Considerações sobre o desejo
3 Abril, 2008
(Desejo dos Perpétuos, por Mike Dringenberg)
-Desejo é igual dinheiro, personalidade, bom humor e estilo: ou você tem ou não tem. Não dá pra forjar desejo e “ver no que vai dar”, porque geralmente se você não o tem a coisa “não vai dar em nada”. Lembre-se disso.
-O desejo é fugaz e certeiro como um raio. Se te atingiu, já era. Se não atingiu, desencane, porque dificilmente um raio cai duas vezes no mesmo lugar.
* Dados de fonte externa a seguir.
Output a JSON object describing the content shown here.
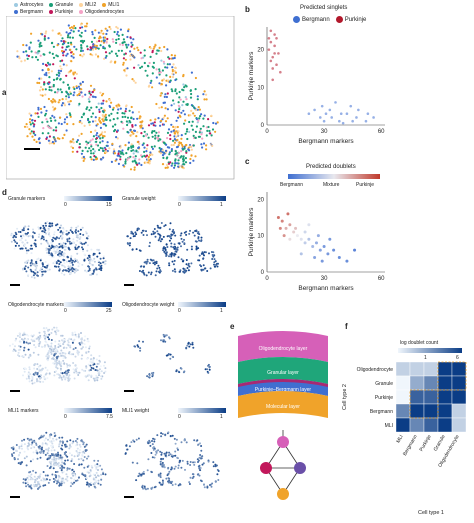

-Sentimos desejo pelas pessoas/coisas/situações mais estranhas e inusitadas possíveis. O desejo é um impulso primal, instintivo e não sofreu evolução. Aliás, acredito quem nem nós. Somos todos primatas e no frigir dos ovos, nossos objetivos, inda que inconscientes são: nascer, crescer, acasalar, procriar e morrer. O resto são acessórios que criamos para nos distrair, ou para tornar a coisa toda mais glamourosa, mais “homo sapiens”.
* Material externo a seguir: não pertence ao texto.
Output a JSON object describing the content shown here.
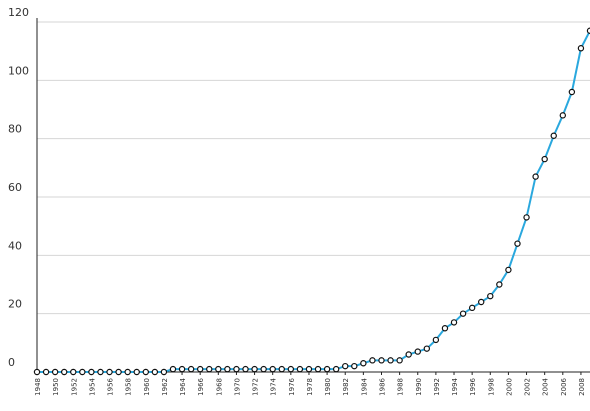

-Homens, atentem para essa fórmula: o desejo de uma mulher por você é diretamente equivalente ao seu desejo por ela.
Ou seja, se você quer uma mulher louca de tesão, DEMONSTRE estar louco de tesão por ela. Me vem à mente agora um verso certeiro de Marisa Monte em “Bem que se quis”: “o teu desejo é meu maior prazer”. Bingo. É isso aí. Somos deliciosamente egoístas. We want it all and we want it now.
-Se quiser destruir uma mulher, ignore-a sexualmente. É mortal.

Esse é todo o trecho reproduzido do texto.